Salah seorang tokoh sufi dari India yang mengajarkan Tarekat Syattriah di Mekah dan Madinah adalah Sibgatullah bin Ruhullah (wafat 1606). Sementara itu yang mempopulerkan Tarekat Syattariah di dunia Arab adalah Ahmad Sinhawi (wafat di Madinah, 1619 M), murid Sibgatullah.

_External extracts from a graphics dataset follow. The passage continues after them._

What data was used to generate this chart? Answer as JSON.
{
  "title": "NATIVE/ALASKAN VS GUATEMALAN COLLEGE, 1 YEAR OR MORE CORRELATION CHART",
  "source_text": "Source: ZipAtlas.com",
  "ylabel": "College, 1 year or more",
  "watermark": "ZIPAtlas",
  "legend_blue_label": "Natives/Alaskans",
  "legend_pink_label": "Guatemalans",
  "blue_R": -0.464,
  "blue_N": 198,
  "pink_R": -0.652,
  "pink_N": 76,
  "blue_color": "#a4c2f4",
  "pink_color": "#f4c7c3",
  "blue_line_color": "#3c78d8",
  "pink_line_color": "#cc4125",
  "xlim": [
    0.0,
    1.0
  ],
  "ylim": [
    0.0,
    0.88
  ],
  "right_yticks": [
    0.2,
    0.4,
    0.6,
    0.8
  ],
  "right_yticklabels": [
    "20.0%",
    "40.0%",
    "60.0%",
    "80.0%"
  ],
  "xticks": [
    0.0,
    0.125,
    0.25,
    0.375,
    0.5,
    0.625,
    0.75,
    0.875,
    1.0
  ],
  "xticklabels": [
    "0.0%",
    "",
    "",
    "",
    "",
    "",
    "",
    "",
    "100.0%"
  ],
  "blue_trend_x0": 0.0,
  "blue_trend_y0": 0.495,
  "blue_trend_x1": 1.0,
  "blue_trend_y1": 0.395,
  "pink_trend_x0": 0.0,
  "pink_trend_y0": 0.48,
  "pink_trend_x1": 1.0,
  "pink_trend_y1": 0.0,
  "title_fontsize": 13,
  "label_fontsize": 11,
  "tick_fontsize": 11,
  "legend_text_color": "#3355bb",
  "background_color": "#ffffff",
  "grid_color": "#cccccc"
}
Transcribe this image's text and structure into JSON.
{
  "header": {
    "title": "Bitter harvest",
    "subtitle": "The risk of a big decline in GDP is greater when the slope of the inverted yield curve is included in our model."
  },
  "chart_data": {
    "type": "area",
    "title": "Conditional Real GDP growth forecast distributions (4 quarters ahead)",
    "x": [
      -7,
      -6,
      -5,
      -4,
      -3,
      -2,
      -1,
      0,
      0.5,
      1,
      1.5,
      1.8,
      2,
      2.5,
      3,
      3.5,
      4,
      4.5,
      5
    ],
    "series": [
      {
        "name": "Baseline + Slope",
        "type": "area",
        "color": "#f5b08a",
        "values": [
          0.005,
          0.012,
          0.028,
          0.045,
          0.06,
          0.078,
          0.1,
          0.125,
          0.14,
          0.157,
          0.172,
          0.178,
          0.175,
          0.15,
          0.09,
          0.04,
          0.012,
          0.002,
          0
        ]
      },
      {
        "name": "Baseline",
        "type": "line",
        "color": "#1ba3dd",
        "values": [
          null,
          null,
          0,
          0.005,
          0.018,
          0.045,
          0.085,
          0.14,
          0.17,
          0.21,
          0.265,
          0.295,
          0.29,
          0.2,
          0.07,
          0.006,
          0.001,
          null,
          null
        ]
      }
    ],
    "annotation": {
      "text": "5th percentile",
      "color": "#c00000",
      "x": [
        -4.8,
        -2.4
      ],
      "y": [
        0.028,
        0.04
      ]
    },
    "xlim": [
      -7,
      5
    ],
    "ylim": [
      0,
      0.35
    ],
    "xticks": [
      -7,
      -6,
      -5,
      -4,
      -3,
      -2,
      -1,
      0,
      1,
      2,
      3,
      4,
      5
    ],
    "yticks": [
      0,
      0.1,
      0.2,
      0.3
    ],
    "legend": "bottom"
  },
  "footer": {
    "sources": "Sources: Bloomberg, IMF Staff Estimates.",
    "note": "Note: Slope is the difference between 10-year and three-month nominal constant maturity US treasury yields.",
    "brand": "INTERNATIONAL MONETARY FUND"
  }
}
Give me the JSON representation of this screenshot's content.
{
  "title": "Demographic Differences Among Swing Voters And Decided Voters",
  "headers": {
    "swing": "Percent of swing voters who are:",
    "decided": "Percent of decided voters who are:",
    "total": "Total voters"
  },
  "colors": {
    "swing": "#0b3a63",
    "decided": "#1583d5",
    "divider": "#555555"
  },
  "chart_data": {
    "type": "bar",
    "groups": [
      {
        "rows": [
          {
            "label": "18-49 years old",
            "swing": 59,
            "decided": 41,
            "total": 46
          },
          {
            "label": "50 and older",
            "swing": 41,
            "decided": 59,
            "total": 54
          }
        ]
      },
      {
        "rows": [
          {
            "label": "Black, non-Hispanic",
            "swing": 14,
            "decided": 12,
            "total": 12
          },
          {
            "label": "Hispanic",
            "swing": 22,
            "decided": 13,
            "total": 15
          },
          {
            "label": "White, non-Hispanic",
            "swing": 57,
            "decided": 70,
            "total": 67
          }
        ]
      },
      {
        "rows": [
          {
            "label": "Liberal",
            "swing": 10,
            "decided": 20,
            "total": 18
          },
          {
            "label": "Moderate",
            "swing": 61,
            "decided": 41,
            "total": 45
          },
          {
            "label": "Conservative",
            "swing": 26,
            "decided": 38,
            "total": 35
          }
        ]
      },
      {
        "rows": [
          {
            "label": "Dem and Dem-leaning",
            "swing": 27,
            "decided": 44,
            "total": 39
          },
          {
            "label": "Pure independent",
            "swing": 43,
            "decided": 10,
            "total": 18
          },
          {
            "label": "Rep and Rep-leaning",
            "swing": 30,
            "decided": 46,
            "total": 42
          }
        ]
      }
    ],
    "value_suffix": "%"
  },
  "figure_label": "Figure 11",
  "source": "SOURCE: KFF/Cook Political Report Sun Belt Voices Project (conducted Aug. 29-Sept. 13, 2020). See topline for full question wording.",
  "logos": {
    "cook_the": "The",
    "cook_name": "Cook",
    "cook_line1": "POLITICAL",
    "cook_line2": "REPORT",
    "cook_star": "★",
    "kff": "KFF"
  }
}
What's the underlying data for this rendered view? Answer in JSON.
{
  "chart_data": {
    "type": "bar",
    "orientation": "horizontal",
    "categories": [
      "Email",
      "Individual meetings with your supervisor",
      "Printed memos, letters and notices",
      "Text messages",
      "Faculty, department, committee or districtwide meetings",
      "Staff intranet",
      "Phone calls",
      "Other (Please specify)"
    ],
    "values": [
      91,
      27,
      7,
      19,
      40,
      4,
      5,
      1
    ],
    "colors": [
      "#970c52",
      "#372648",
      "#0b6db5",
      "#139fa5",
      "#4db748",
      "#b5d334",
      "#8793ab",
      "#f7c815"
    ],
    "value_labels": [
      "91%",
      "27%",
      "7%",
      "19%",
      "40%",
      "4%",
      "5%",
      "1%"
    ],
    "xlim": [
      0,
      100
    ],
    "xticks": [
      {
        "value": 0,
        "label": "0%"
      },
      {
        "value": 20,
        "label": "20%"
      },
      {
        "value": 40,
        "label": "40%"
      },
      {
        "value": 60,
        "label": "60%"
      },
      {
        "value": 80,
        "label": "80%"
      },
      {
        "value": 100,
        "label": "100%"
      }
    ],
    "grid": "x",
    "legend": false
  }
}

Salah seorang khalifahnya adalah Ahmad Qusasi (1583-1661). Adapun tokoh penganjur Tarekat Syattariah yang cukup terkenal di Madinah adalah Ibrahim al-Qur’ani (wafat 1689 M). Tarekat Syattriah di bawah dan dikembangkan di Indonesia oleh Syekh Abdur Rauf Singkel (1615-1693 M), seorang ulama yang berasal dari Singkel, Aceh.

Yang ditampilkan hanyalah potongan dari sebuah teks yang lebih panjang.